Les vieux enfants
Il y a toutes sortes d’enfants.
Il y a les enfants tout court, qui ont quelques années d’âge, toute la vie devant eux et dont les plus graves soucis sont le choix d’un jouet ou le moyen d’aller au lit un peu plus tard.
Ces enfants-là ne se posent même pas la question sur l’existence du père Noël. Ils lui écrivent des lettres touchantes, avec des tournures maladroites et des mots déformés. Ils guettent les nuits étoilées, en essayant de prévoir le trajet que suivront les rennes. Pour eux le Pôle Nord est un pays bien plus réel que l’Angleterre ou le Brésil. Ils savent tout de son histoire, de sa géographie; ils connaissent l’apparence des ateliers où travaillent les lutins, des écuries où dorment les rennes, du palais où résident le père Noël et la fée des Étoiles.
En fait, il y a bien des choses qu’ils ne savent pas. Mais pour leurs têtes d’enfants, ce sont des choses sans importance. Ils savent qu’ils n’ont pas besoin de tout savoir puisqu’ils sont des enfants…
Mais il y a d’autres enfants, bien plus vieux, qui savent tellement de choses qu’ils en ont oublié la moitié. Des enfants qui ont quelques décennies d’âge, qui ont connu des soucis de toutes sortes, dont presque toute la vie est derrière eux. Ces enfants-là ont cru longtemps savoir la vérité à propos du père Noël…
Mais parfois, quand ils ont dépassé l’âge des certitudes et de l’arrogance, quand ils sont redevenus faibles comme des enfants tout court, ils se mettent à douter. Il leur vient des envies de jeter par-dessus bord toutes les sornettes du progrès, toutes les assurances de la science et des techniques. Ils ont travaillé toute leur vie pour essayer de se procurer des tas de jouets géants qui ne leur ont jamais donné autant de plaisir que les poupées, les jeux de construction et les traîneaux de leur enfance.
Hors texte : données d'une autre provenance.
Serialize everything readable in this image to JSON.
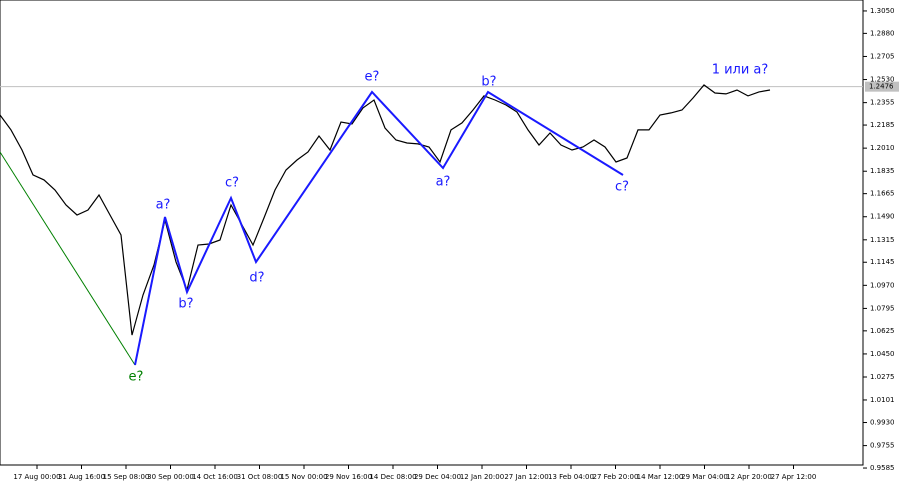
{
  "chart_data": {
    "type": "line",
    "ylim": [
      0.9608,
      1.3133
    ],
    "yticks": [
      {
        "value": 1.305,
        "label": "1.3050"
      },
      {
        "value": 1.288,
        "label": "1.2880"
      },
      1.2705,
      {
        "value": 1.253,
        "label": "1.2530"
      },
      1.2355,
      1.2185,
      {
        "value": 1.201,
        "label": "1.2010"
      },
      1.1835,
      1.1665,
      {
        "value": 1.149,
        "label": "1.1490"
      },
      1.1315,
      1.1145,
      {
        "value": 1.097,
        "label": "1.0970"
      },
      1.0795,
      1.0625,
      {
        "value": 1.045,
        "label": "1.0450"
      },
      1.0275,
      1.0101,
      {
        "value": 0.993,
        "label": "0.9930"
      },
      0.9755,
      0.9585
    ],
    "x_tick_labels": [
      "17 Aug 00:00",
      "31 Aug 16:00",
      "15 Sep 08:00",
      "30 Sep 00:00",
      "14 Oct 16:00",
      "31 Oct 08:00",
      "15 Nov 00:00",
      "29 Nov 16:00",
      "14 Dec 08:00",
      "29 Dec 04:00",
      "12 Jan 20:00",
      "27 Jan 12:00",
      "13 Feb 04:00",
      "27 Feb 20:00",
      "14 Mar 12:00",
      "29 Mar 04:00",
      "12 Apr 20:00",
      "27 Apr 12:00"
    ],
    "current_price": 1.2476,
    "current_price_color": "#c0c0c0",
    "series": [
      {
        "color": "#000000",
        "values": [
          1.2261,
          1.2148,
          1.1996,
          1.1807,
          1.1769,
          1.1693,
          1.1579,
          1.1503,
          1.1541,
          1.1655,
          1.1503,
          1.1352,
          1.0593,
          1.0897,
          1.1124,
          1.1465,
          1.1147,
          1.0935,
          1.1276,
          1.1283,
          1.1314,
          1.1579,
          1.1427,
          1.1276,
          1.1481,
          1.1693,
          1.1844,
          1.192,
          1.1981,
          1.2102,
          1.1996,
          1.2208,
          1.2193,
          1.2315,
          1.2375,
          1.2163,
          1.2072,
          1.2049,
          1.2042,
          1.2019,
          1.1905,
          1.2148,
          1.2201,
          1.2299,
          1.2406,
          1.2375,
          1.2337,
          1.2284,
          1.2148,
          1.2034,
          1.2125,
          1.2034,
          1.1996,
          1.2019,
          1.2072,
          1.2019,
          1.1905,
          1.1935,
          1.2148,
          1.2148,
          1.2261,
          1.2277,
          1.2299,
          1.239,
          1.2489,
          1.2428,
          1.2421,
          1.2451,
          1.2406,
          1.2436,
          1.2451
        ]
      }
    ],
    "annotations": [
      {
        "text": "e?",
        "color": "#008000"
      },
      {
        "text": "a?",
        "color": "#1a1aff"
      },
      {
        "text": "b?",
        "color": "#1a1aff"
      },
      {
        "text": "c?",
        "color": "#1a1aff"
      },
      {
        "text": "d?",
        "color": "#1a1aff"
      },
      {
        "text": "e?",
        "color": "#1a1aff"
      },
      {
        "text": "a?",
        "color": "#1a1aff"
      },
      {
        "text": "b?",
        "color": "#1a1aff"
      },
      {
        "text": "c?",
        "color": "#1a1aff"
      },
      {
        "text": "1 или a?",
        "color": "#1a1aff"
      }
    ],
    "wave_color": "#1a1aff",
    "prior_wave_color": "#008000"
  }
}
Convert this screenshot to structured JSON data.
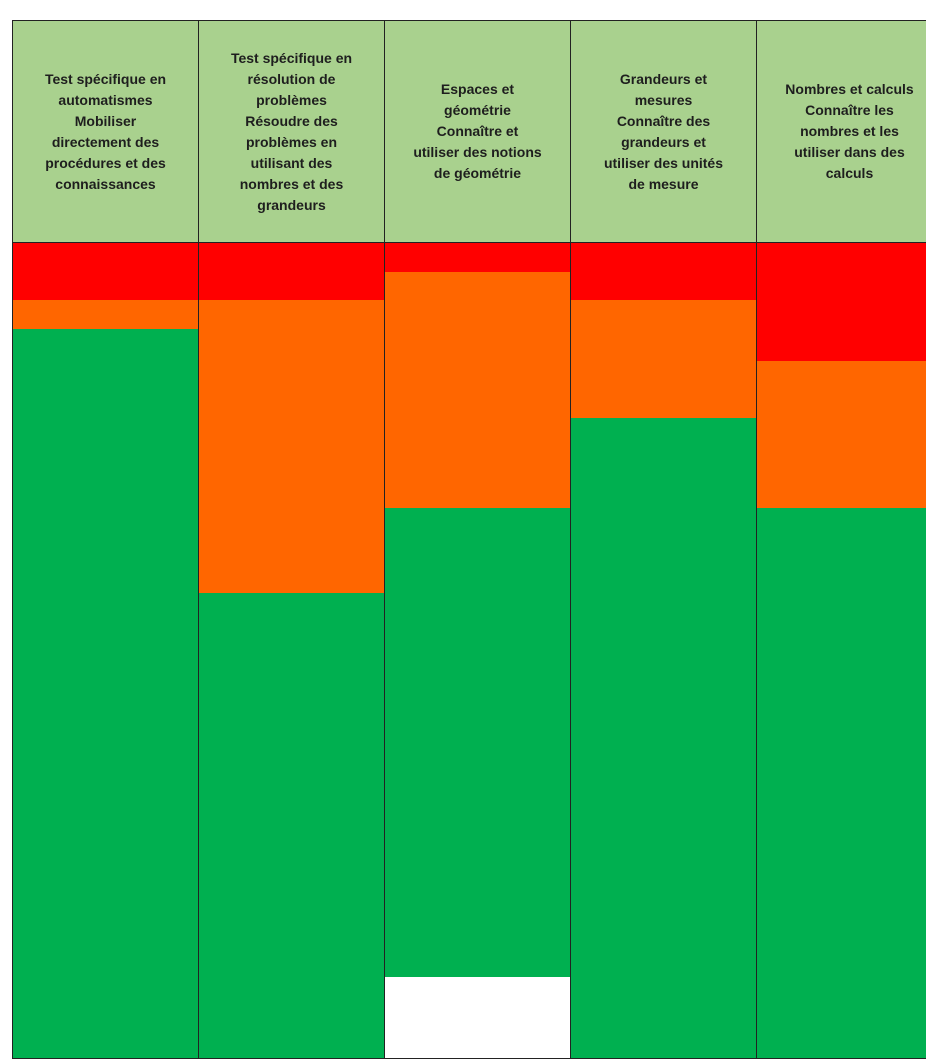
{
  "chart_data": {
    "type": "stacked-bar",
    "categories": [
      [
        "Test spécifique en",
        "automatismes",
        "Mobiliser",
        "directement des",
        "procédures et des",
        "connaissances"
      ],
      [
        "Test spécifique en",
        "résolution de",
        "problèmes",
        "Résoudre des",
        "problèmes en",
        "utilisant des",
        "nombres et des",
        "grandeurs"
      ],
      [
        "Espaces et",
        "géométrie",
        "Connaître et",
        "utiliser des notions",
        "de géométrie"
      ],
      [
        "Grandeurs et",
        "mesures",
        "Connaître des",
        "grandeurs et",
        "utiliser des unités",
        "de mesure"
      ],
      [
        "Nombres et calculs",
        "Connaître les",
        "nombres et les",
        "utiliser dans des",
        "calculs"
      ]
    ],
    "series": [
      {
        "color": "#ff0000",
        "values": [
          7,
          7,
          3.5,
          7,
          14.5
        ]
      },
      {
        "color": "#ff6600",
        "values": [
          3.5,
          36,
          29,
          14.5,
          18
        ]
      },
      {
        "color": "#00b050",
        "values": [
          89.5,
          57,
          57.5,
          78.5,
          67.5
        ]
      }
    ],
    "ylim": [
      0,
      100
    ],
    "header_color": "#a9d18e"
  }
}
Ils sont blanchis, cassés, perclus; mais dans leurs vieux corps il reste un peu de ce qu’ils étaient avant, bien avant. De certains, on dit gentiment qu’ils ont gardé une âme d’enfant. Pour d’autres, avec moins de délicatesse, on dit qu’ils retombent en enfance!
C’est qu’à partir d’un certain moment, ils se mettent à douter. Il leur vient à l’esprit une petite question, comme une petite lueur, une petite braise qu’ils pensaient éteinte et qui se remet à jeter de petites étincelles :
« Et s’il existait? »
Alors ces autres enfants, ces bambins à tête blanche ou chauve, ces fillettes qui marchent en poussant leur déambulateur, tous ces Anciens qui devraient n’avoir plus d’illusions ni de rêves, tous ces Vieux se remettent à l’espérance.
« Si c’était vrai? »
S’il y avait quelque part (pourquoi pas au Pôle Nord?) un bon gros Père facétieux et rieur, à qui on peut confier ses peines et ses vœux? Si les lutins n’étaient pas seulement ces pantins en plastique et en tissu qui encombrent les magasins? S’il y avait une Fée des Étoiles, ou une Fée des Neiges?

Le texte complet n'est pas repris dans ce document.